Fig. 5 is the stable circulation curve under the 2.5C multiplying power of embedding sulfur ordered mesopore carbon ball composite.As schemed Show, it can be seen that embedding sulfur ordered mesopore carbon ball composite, when big electric current 2.5C rate charge-discharge, passes through After 45 circulations, its specific discharge capacity still reaches 850mAh/g, and its capability retention reaches 89%, whole During, coulombic efficiency is close to 100%.Electrochemical performance.
Fig. 6 is the circulation curve of embedding sulfur ordered mesopore carbon ball composite.As shown in the figure, it can be seen that Embedding sulfur ordered mesopore carbon ball composite its specific discharge capacity when 0.5C, 1.25C, 2.5C and 5C discharge Respectively may be about 930mAh/g, 830mAh/g, 750mAh/g and 660mAh/g, after 25 circulations, then Secondary when 0.25C discharges, its specific discharge capacity still can reach about 860mAh/g, thus understands Jie in order Hole carbon ball/sulfur nano composite material possesses quite excellent high rate performance.
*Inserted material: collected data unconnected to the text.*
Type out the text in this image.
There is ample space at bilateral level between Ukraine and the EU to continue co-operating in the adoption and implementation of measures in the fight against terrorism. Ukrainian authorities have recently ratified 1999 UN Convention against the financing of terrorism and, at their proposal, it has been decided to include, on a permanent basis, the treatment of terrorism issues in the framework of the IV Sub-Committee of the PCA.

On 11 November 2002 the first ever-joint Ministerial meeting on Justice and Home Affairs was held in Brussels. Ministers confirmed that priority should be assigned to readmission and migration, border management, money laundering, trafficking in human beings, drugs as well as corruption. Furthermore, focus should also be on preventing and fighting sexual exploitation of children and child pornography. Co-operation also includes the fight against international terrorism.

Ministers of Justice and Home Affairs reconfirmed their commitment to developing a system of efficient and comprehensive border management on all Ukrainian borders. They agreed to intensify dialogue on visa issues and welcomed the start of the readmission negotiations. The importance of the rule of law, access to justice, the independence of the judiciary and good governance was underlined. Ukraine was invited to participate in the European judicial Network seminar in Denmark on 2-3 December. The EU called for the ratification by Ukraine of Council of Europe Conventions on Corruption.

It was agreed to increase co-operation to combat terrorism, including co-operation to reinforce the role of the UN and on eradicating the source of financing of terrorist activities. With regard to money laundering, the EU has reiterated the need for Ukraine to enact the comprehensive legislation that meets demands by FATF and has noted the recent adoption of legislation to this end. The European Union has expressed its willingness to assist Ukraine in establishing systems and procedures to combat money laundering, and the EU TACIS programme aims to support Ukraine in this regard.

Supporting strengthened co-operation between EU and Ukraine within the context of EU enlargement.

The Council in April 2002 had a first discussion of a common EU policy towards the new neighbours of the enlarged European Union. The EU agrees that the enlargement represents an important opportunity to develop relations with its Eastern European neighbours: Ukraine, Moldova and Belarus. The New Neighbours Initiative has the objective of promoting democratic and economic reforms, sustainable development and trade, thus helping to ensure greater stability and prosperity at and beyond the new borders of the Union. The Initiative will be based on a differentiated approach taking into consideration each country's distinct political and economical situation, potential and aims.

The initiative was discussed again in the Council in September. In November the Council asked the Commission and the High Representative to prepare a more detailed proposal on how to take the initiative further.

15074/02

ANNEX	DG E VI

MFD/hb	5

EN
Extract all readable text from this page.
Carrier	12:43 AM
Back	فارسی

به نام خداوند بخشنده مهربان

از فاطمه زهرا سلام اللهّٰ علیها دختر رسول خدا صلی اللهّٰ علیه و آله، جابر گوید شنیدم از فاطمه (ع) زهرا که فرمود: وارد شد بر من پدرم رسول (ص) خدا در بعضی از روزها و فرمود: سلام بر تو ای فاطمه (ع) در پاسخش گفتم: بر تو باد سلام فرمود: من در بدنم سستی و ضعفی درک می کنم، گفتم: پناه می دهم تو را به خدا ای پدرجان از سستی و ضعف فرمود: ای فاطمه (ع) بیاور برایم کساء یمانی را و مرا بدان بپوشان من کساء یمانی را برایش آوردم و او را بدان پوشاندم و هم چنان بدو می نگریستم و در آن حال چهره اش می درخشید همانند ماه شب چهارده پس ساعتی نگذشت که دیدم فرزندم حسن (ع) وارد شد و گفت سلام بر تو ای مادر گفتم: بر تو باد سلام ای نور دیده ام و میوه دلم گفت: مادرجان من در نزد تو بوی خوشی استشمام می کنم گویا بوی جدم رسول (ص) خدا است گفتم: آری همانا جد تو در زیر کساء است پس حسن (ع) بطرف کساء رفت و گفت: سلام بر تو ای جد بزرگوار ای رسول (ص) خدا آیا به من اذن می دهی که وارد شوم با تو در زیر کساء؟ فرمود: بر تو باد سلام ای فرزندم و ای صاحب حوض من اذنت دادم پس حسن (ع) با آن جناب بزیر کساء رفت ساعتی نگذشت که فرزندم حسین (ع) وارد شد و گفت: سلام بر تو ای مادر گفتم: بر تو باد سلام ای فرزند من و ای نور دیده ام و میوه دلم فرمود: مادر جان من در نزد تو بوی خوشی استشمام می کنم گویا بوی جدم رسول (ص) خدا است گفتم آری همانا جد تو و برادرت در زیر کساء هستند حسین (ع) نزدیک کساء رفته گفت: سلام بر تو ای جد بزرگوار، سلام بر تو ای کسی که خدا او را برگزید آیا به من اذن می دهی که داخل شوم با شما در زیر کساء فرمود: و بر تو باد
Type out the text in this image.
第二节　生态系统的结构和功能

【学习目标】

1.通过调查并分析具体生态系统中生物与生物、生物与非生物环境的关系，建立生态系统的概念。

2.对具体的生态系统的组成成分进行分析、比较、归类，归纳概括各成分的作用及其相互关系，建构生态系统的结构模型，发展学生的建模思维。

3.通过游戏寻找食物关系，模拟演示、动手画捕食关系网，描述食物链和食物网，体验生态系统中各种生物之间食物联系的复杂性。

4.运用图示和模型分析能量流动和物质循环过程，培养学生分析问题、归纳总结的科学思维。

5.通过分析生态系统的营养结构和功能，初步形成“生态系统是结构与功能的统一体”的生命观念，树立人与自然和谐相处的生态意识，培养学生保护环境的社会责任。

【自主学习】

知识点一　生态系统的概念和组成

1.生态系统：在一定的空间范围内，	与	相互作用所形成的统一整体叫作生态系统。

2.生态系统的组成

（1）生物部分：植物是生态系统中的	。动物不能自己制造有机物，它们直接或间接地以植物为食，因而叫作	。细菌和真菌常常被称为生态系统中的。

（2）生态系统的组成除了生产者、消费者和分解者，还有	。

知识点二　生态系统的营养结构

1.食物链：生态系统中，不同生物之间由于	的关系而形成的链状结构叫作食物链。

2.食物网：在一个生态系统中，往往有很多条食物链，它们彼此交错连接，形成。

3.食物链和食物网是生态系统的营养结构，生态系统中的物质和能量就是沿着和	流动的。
Fig. 7 is graphene coated embedding sulfur ordered mesopore carbon ball lithium sulfur battery anode material following under 0.4C multiplying power The ring curve of stability.As shown in the figure, it can be seen that graphene coated embedding sulfur ordered mesopore carbon ball lithium-sulphur cell positive electrode Material is when small area analysis 0.4C discharges, and its specific discharge capacity fluctuates up and down at 1230mAh/g, cyclic curve Substantially present straight line, illustrate after graphene coated, graphene coated embedding sulfur ordered mesopore carbon ball lithium sulfur electricity Specific discharge capacity and the cyclical stability of pond positive electrode are all significantly improved.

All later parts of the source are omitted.